Kommentar

Vom Bildschirm in die Realität?

Ein schneeweißer Sportwagen hält an der Ampel vor dem Deutsch-Amerikanischen Institut. Auf so ein Auto hat er gewartet. Die Maschinenpistole im Hosenbund sprintet er zur vorderen Tür, zieht den Fahrer heraus.

04.12.2015

Von Lorenzo Zimmer

Mit qualmenden Reifen setzt sich der Luxusschlitten in Bewegung – aus dem Fenster ballert der Gangster auf überholte Radler. Drive-by-Shooting mitten in Tübingen.

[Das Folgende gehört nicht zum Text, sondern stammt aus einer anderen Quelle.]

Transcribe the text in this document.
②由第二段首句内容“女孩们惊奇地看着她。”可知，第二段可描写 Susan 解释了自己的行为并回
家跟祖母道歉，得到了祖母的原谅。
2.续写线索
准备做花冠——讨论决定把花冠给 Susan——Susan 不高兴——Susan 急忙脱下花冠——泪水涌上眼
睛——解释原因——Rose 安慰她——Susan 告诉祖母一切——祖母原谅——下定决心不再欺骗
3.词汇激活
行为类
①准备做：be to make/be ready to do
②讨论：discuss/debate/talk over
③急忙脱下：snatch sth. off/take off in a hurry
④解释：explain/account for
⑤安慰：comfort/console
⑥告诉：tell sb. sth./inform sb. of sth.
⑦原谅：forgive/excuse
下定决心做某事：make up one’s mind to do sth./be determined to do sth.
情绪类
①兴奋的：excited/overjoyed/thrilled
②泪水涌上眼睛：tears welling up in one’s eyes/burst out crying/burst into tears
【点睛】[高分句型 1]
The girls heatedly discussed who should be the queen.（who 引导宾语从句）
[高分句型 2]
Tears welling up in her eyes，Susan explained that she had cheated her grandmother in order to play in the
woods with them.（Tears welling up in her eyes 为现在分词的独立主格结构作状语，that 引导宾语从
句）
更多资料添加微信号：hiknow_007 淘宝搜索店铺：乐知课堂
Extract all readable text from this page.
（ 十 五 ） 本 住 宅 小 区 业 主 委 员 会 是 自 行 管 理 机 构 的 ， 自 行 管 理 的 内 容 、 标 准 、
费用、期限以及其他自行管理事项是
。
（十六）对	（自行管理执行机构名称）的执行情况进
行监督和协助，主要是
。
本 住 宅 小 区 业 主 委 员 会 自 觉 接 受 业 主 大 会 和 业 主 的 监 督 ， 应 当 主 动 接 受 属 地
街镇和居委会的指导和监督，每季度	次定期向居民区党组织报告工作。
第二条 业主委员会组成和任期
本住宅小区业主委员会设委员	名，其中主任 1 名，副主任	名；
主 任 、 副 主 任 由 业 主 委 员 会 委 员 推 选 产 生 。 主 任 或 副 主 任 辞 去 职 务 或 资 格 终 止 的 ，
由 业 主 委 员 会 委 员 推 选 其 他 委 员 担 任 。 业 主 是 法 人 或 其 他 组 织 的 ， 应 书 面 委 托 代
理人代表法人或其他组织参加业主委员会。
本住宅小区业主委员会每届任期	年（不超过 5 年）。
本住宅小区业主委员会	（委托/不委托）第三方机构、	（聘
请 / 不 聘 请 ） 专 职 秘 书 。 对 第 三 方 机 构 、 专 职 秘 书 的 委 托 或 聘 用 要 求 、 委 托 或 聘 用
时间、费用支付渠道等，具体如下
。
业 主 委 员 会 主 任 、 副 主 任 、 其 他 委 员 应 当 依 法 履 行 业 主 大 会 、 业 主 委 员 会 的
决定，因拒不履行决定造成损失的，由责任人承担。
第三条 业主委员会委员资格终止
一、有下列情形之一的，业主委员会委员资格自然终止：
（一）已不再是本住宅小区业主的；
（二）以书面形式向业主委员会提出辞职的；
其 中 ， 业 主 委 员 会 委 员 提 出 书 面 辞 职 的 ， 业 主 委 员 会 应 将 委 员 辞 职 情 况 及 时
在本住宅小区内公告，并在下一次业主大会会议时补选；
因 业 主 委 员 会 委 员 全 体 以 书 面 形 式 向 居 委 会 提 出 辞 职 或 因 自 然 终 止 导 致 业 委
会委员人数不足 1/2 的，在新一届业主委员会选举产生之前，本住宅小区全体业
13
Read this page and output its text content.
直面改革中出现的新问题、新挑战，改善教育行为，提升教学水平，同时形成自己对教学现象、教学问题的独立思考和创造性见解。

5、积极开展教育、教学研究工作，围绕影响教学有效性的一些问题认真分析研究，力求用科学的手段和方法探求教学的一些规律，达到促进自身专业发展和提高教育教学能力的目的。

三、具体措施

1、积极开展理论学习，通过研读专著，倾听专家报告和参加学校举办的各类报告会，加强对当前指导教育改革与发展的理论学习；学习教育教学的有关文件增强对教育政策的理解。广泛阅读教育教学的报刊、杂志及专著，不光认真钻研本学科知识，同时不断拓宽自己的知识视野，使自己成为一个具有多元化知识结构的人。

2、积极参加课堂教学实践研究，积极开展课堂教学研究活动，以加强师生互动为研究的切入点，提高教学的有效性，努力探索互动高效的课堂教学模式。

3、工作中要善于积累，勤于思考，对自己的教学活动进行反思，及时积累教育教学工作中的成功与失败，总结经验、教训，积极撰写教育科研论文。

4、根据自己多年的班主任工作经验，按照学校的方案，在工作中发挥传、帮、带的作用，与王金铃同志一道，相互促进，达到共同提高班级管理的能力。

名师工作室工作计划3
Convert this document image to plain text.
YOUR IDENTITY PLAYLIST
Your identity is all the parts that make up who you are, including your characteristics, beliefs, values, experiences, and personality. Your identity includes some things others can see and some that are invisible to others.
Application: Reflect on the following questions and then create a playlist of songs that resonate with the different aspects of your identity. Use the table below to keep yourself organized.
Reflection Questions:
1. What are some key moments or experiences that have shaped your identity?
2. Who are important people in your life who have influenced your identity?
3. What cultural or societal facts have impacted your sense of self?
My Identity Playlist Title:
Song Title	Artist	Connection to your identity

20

Die Vorstellung: sehr beängstigend. Und ziemlich unwirklich. Doch in Kinder- und Jugendzimmern sind solche Szenarien zunehmend Realität. Naja, nicht Realität. Sie laufen virtuell ab – aber mit der Weiterentwicklung von Grafikchips, Soundkarten und Prozessoren wirken solche Geschehnisse aus „Grand Theft Auto“ und „Counter-Strike“ verblüffend echt. Ein erwachsener Mensch differenziert zwischen Spiel und echtem Leben, aber tun das auch Jugendliche? Verändern sich ihre Gehirne durch das Eintauchen in digitale Welten? Werden Aggressionspotenzial gesteigert und Konzentrationsvermögen gesenkt?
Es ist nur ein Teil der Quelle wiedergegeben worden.